Travis Bickle, interpretado de forma genial por Robert De Niro — marcando o início da lendária parceria entre ator e diretor — é um veterano da marinha que sofre de transtorno de estresse pós-traumático. Incapaz de dormir e alienado do convívio social, ele passa as noites dirigindo seu táxi pelas ruas caóticas da cidade, nutrindo o desejo de “limpar a sujeira” que contamina Nova Iorque.
O icônico colaborador Bernard Herrmann que, ao lado de Alfred Hitchcock, foi responsável por redefinir o suspense, entregou aqui sua última composição. A trilha sonora dá vida à mente turva de Travis, refletida nos vidros molhados do carro e no tom claustrofóbico e expressionista da fotografia.

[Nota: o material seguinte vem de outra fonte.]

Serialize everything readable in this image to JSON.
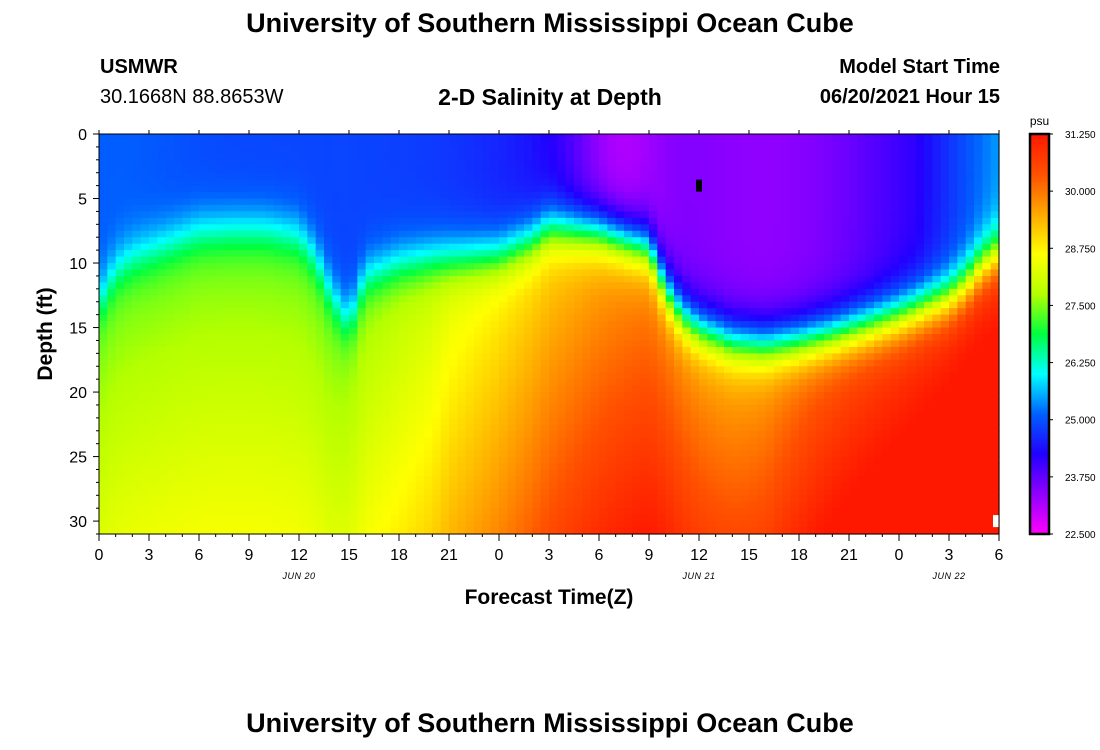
{
  "header": {
    "title": "University of Southern Mississippi Ocean Cube",
    "station": "USMWR",
    "coords": "30.1668N  88.8653W",
    "subtitle": "2-D Salinity at Depth",
    "model_start_label": "Model Start Time",
    "model_start_value": "06/20/2021 Hour 15"
  },
  "footer": {
    "title": "University of Southern Mississippi Ocean Cube"
  },
  "chart_data": {
    "type": "heatmap",
    "title": "2-D Salinity at Depth",
    "xlabel": "Forecast Time(Z)",
    "ylabel": "Depth (ft)",
    "x_range_hours": [
      0,
      54
    ],
    "ylim": [
      0,
      31
    ],
    "y_ticks": [
      "0",
      "5",
      "10",
      "15",
      "20",
      "25",
      "30"
    ],
    "y_tick_values": [
      0,
      5,
      10,
      15,
      20,
      25,
      30
    ],
    "x_tick_labels": [
      "0",
      "3",
      "6",
      "9",
      "12",
      "15",
      "18",
      "21",
      "0",
      "3",
      "6",
      "9",
      "12",
      "15",
      "18",
      "21",
      "0",
      "3",
      "6"
    ],
    "date_labels": [
      {
        "label": "JUN 20",
        "hour": 12
      },
      {
        "label": "JUN 21",
        "hour": 36
      },
      {
        "label": "JUN 22",
        "hour": 51
      }
    ],
    "colorbar": {
      "unit": "psu",
      "min": 22.5,
      "max": 31.25,
      "ticks": [
        "31.250",
        "30.000",
        "28.750",
        "27.500",
        "26.250",
        "25.000",
        "23.750",
        "22.500"
      ],
      "tick_values": [
        31.25,
        30.0,
        28.75,
        27.5,
        26.25,
        25.0,
        23.75,
        22.5
      ],
      "colors": [
        "#ff00ff",
        "#9000ff",
        "#2200ff",
        "#0060ff",
        "#00ffff",
        "#00ff40",
        "#b4ff00",
        "#ffff00",
        "#ffa800",
        "#ff5000",
        "#ff1800"
      ]
    },
    "markers": [
      {
        "hour": 36,
        "depth": 4,
        "color": "#000000"
      },
      {
        "hour": 54,
        "depth": 30,
        "color": "#ffffff"
      }
    ]
  }
}
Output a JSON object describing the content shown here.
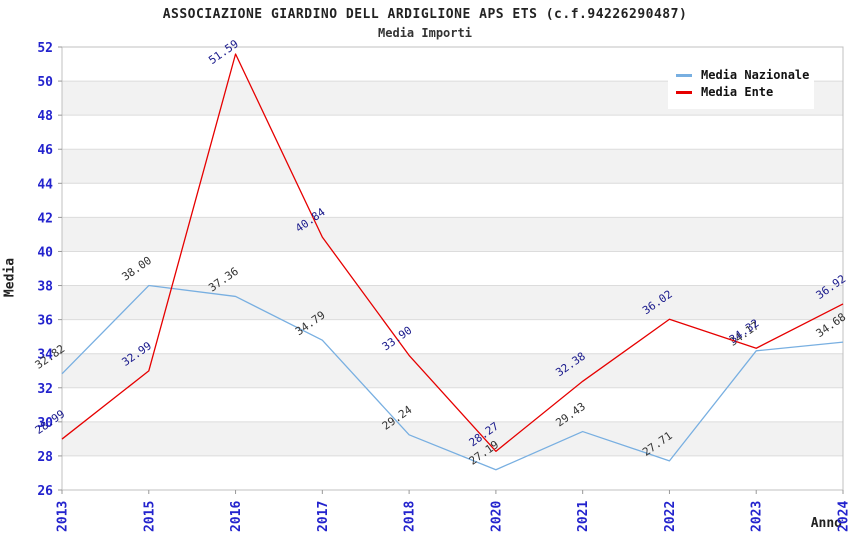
{
  "header": {
    "title": "ASSOCIAZIONE GIARDINO DELL ARDIGLIONE APS ETS (c.f.94226290487)",
    "subtitle": "Media Importi"
  },
  "axes": {
    "y_label": "Media",
    "x_label": "Anno"
  },
  "legend": [
    {
      "label": "Media Nazionale",
      "color": "#78afe1"
    },
    {
      "label": "Media Ente",
      "color": "#e60000"
    }
  ],
  "colors": {
    "tick_label": "#2323cd",
    "grid_line": "#dcdcdc",
    "band_fill": "#f2f2f2",
    "plot_border": "#c0c0c0",
    "tick_mark": "#999999",
    "nazionale_line": "#78afe1",
    "ente_line": "#e60000",
    "nazionale_point_label": "#333333",
    "ente_point_label": "#1a1a8c"
  },
  "chart_data": {
    "type": "line",
    "title": "Media Importi",
    "xlabel": "Anno",
    "ylabel": "Media",
    "categories": [
      "2013",
      "2015",
      "2016",
      "2017",
      "2018",
      "2020",
      "2021",
      "2022",
      "2023",
      "2024"
    ],
    "series": [
      {
        "name": "Media Nazionale",
        "color": "#78afe1",
        "label_color": "#333333",
        "values": [
          32.82,
          38.0,
          37.36,
          34.79,
          29.24,
          27.19,
          29.43,
          27.71,
          34.17,
          34.68
        ]
      },
      {
        "name": "Media Ente",
        "color": "#e60000",
        "label_color": "#1a1a8c",
        "values": [
          28.99,
          32.99,
          51.59,
          40.84,
          33.9,
          28.27,
          32.38,
          36.02,
          34.32,
          36.92
        ]
      }
    ],
    "ylim": [
      26,
      52
    ],
    "ytick_step": 2,
    "yticks": [
      26,
      28,
      30,
      32,
      34,
      36,
      38,
      40,
      42,
      44,
      46,
      48,
      50,
      52
    ],
    "gray_bands": [
      [
        28,
        30
      ],
      [
        32,
        34
      ],
      [
        36,
        38
      ],
      [
        40,
        42
      ],
      [
        44,
        46
      ],
      [
        48,
        50
      ]
    ],
    "grid": true,
    "legend_position": "top-right",
    "data_labels_shown": true
  }
}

Um anti-herói celebrado pela imprensa, expressão de uma masculinidade tóxica tão presente hoje quanto nos tempos em que erigíamos estátuas para líderes maquiavélicos.
Taxi Driver permanece como um dos retratos mais contundentes de uma sociedade corrompida por valores que ofuscam a lucidez. É a representação perturbadora da solidão de um homem que continua sozinho, mesmo quando rodeado por uma multidão.